Let $V$ be a vector space with basis $\mathcal{B}$, $\mathcal{A} \subseteq \mathcal{B}$ and $S$ a subspace with basis $\mathcal{C}$. I think (am I'm trying to prove) that \begin{equation} S \cap \operatorname{span} (\mathcal{A}) = \operatorname{span} (\mathcal{C}) \cap \operatorname{span} (\mathcal{A}) = \operatorname{span} (\mathcal{C} \cap \operatorname{span} (\mathcal{A})) \end{equation} I think so since if we take all vectors as combinations from $\mathcal{B}$, we see that every $c_i \in \mathcal{C}$ is $\sum a_i b_i$, $b_i \in \mathcal{B}$. The consequence of this is that some vectors in the basis of $S$ might be linear combinations of the subset $\mathcal{A}$, if it contains enough vectors to generate this $c_i$. So, if $c_i \in \operatorname{span} (\mathcal{A})$, we have that the direct sum defining the intersection subspace will contain the span of $c_i$, since both subspaces will be able to generate this vector $c_i$ and its combinations by spanning. If some $c_i$ contains in its combinations an element of $\mathcal{B}$ that is not in $\mathcal{A}$, we know that the span of $\mathcal{A}$ won't be able to generate the $c_i$ and consequently none of its combinations. Hence, every basis for $S$ which is a linear combination of elements of $\mathcal{A}$ has its spanning contained in the spanning of $\mathcal{A}$, but any $c_i$ which cannot be generated by $\operatorname{span} (\mathcal{A})$ won't have its span contained in the span of $\operatorname{span} (\mathcal{A})$.

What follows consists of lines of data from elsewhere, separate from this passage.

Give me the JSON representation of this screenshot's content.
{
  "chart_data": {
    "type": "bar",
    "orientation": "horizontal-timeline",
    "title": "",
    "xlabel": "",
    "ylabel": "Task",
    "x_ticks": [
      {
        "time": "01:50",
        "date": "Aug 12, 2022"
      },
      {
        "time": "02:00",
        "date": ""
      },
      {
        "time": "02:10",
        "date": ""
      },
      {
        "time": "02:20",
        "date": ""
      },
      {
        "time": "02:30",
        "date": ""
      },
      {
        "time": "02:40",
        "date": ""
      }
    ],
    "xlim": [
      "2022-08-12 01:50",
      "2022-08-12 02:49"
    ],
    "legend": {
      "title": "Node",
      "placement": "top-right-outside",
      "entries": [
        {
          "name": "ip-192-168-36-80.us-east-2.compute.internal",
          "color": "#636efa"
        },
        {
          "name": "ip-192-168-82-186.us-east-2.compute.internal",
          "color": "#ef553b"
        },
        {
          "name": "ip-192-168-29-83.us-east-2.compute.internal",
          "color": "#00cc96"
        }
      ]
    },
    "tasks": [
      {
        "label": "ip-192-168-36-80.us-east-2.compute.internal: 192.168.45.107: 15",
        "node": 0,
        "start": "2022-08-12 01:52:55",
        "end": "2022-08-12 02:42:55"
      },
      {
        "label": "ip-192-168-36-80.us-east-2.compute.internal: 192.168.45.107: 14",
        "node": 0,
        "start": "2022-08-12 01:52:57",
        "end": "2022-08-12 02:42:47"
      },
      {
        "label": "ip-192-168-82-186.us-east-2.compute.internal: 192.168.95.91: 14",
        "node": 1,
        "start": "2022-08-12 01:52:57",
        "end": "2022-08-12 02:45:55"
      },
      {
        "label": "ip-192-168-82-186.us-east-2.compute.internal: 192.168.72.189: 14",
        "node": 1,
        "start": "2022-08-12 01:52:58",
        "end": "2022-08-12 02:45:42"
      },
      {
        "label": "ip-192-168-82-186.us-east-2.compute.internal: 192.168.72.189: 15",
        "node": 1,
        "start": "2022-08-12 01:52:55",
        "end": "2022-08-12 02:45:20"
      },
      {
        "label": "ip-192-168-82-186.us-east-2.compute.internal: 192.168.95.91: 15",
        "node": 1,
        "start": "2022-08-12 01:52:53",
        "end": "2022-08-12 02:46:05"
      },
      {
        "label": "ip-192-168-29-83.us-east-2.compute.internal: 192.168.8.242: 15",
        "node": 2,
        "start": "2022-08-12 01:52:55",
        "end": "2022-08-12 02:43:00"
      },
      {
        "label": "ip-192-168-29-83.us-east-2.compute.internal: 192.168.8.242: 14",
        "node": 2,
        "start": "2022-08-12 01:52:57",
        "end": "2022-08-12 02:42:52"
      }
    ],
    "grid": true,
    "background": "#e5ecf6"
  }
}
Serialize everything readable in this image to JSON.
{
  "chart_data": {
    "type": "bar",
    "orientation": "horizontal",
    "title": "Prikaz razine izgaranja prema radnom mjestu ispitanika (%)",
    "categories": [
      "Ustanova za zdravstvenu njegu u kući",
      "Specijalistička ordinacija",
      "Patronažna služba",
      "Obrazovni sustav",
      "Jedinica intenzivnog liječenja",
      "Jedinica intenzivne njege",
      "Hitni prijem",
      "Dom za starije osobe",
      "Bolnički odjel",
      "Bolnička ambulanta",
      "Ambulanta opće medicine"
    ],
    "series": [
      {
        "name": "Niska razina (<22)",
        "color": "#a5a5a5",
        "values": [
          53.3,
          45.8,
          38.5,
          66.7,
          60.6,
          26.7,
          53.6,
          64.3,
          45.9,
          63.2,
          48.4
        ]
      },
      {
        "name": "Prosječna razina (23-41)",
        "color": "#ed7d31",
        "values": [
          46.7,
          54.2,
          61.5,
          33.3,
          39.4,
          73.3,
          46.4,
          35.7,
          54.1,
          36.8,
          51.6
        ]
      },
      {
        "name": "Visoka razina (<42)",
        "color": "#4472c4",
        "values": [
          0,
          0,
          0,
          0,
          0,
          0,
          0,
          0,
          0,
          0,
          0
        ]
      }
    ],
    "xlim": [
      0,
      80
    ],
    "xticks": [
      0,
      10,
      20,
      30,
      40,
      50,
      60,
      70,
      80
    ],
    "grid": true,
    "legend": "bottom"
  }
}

Sorry for the redundancy in my explanation.
So, are my assumptions correct?
The first equality holds by definition.
For the second equality, let $U := \text{span}(\mathcal{A})$ so that we seek to verify $\text{span}(\mathcal{C}) \cap U \overset{?}{=} \text{span}(\mathcal{C} \cap U)$. It is not necessary to think about the basis $\mathcal{A}$.
It is also useful to recall the following characterization of span: for a set of vectors $\mathcal{B}$, its span $\text{span}(\mathcal{B})$ is the intersection of all subspaces containing those vectors.
The $\supseteq$ direction is straightforward: the left-hand side $\text{span}(\mathcal{C}) \cap U$ is a subspace that contains elements of $\mathcal{C} \cap U$, so in particular it contains $\text{span}(\mathcal{C} \cap U)$.
However, the other direction $\subseteq$ may not hold. A counterexample is $U = \text{span}((1,1))$ and $\mathcal{C} = \{(1,0), (0,1)\}$. The left-hand side is $U$ while the right-hand side is $\{0\}$.